Le texte a néanmoins été critiqué par d’autres associations. Selon la présidente de La Voix de l’Enfant, Martine Brousse, interrogée ce matin par France Info, cette loi est du « saupoudrage ». Si elle se « félicite que les politiques s’emparent de cette question », elle souhaite « une réelle réflexion, des travaux et une grande loi sur le numérique ».

« On peut dire que ça manque d’ambition, mais on se satisfait des avancées concrètes. Après, il y a toujours des choses à mettre en place par la suite », tempère Pierre-Alain Sarthou. Il plaide par exemple pour la mise en place d’équipes spécialisées pour mieux déceler les maltraitances, et pour des moyens de contrôle pour lutter contre ces abus.
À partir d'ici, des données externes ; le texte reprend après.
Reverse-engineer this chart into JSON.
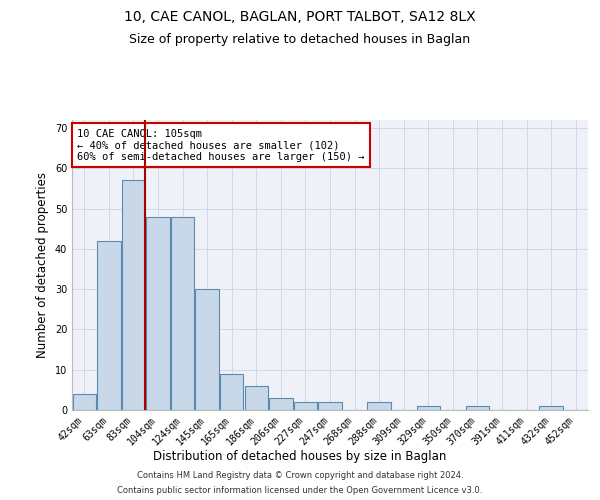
{
  "title": "10, CAE CANOL, BAGLAN, PORT TALBOT, SA12 8LX",
  "subtitle": "Size of property relative to detached houses in Baglan",
  "xlabel": "Distribution of detached houses by size in Baglan",
  "ylabel": "Number of detached properties",
  "footnote1": "Contains HM Land Registry data © Crown copyright and database right 2024.",
  "footnote2": "Contains public sector information licensed under the Open Government Licence v3.0.",
  "categories": [
    "42sqm",
    "63sqm",
    "83sqm",
    "104sqm",
    "124sqm",
    "145sqm",
    "165sqm",
    "186sqm",
    "206sqm",
    "227sqm",
    "247sqm",
    "268sqm",
    "288sqm",
    "309sqm",
    "329sqm",
    "350sqm",
    "370sqm",
    "391sqm",
    "411sqm",
    "432sqm",
    "452sqm"
  ],
  "values": [
    4,
    42,
    57,
    48,
    48,
    30,
    9,
    6,
    3,
    2,
    2,
    0,
    2,
    0,
    1,
    0,
    1,
    0,
    0,
    1,
    0
  ],
  "bar_color": "#c8d8e8",
  "bar_edge_color": "#5a8ab0",
  "bar_linewidth": 0.8,
  "grid_color": "#d0d8e8",
  "bg_color": "#eef2f8",
  "red_line_index": 2,
  "red_line_color": "#aa0000",
  "annotation_text": "10 CAE CANOL: 105sqm\n← 40% of detached houses are smaller (102)\n60% of semi-detached houses are larger (150) →",
  "annotation_box_color": "#ffffff",
  "annotation_box_edgecolor": "#cc0000",
  "ylim": [
    0,
    72
  ],
  "yticks": [
    0,
    10,
    20,
    30,
    40,
    50,
    60,
    70
  ],
  "title_fontsize": 10,
  "subtitle_fontsize": 9,
  "axis_label_fontsize": 8.5,
  "tick_fontsize": 7,
  "annotation_fontsize": 7.5,
  "footnote_fontsize": 6
}
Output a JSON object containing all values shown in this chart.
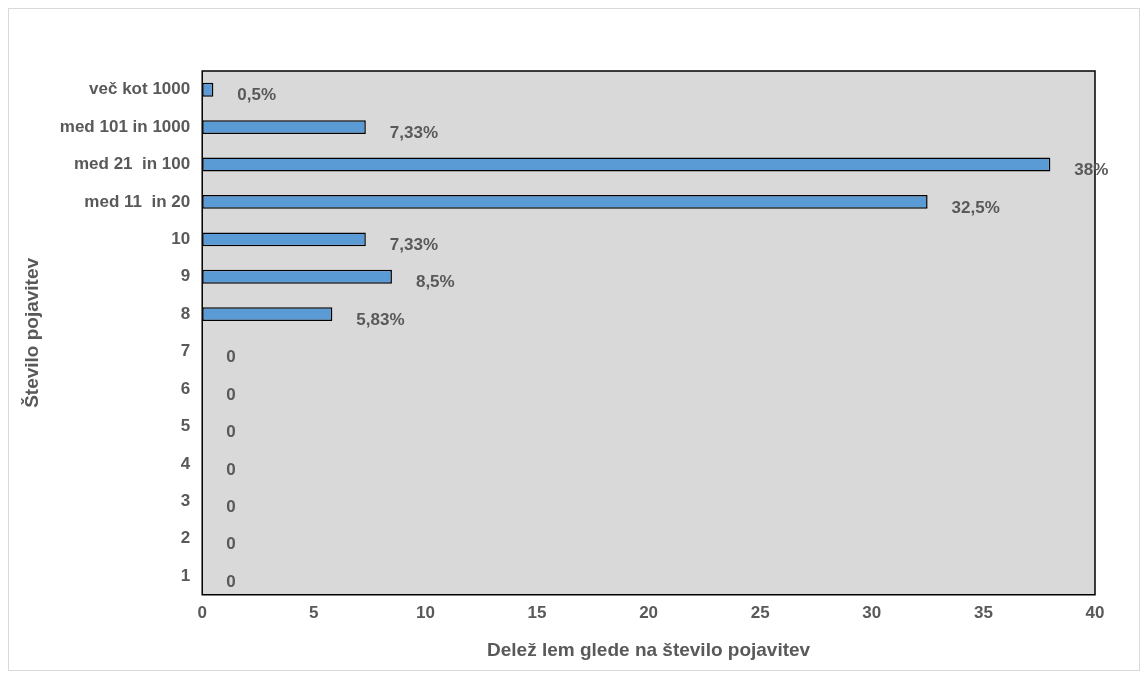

Tous deux s’accordent pour dire que cette loi doit s’accompagner de sensibilisation. Sur France Info, Martine Brousse estime qu’il faut « davantage de pédagogie », avec la mise en place de « campagnes d’information ». Pierre-Alain Sarthou ajoute : « L’enjeu, maintenant, c’est la sensibilisation des parents. »

Il rappelle qu’il existe « des associations qui mettent en place de la sensibilisation sur des pratiques comme le grooming [lorsqu’un adulte prend contact avec un mineur dans le but de le soumettre à des abus sexuels, ndlr], de “sharenting” [la publication par des parents de contenus concernant leurs enfants sur Internet, ndlr], et de prédation des mineurs sur internet ».

Mais il souhaite davantage de moyens pour sensibiliser sur ces phénomènes. Comme, par exemple, la mise en place dune grande campagne à la télévision, avec « un clip de 30 secondes », afin de montrer comment une photo postée sur les réseaux sociaux d’un enfant peut être détournée par les réseaux pédopornographiques.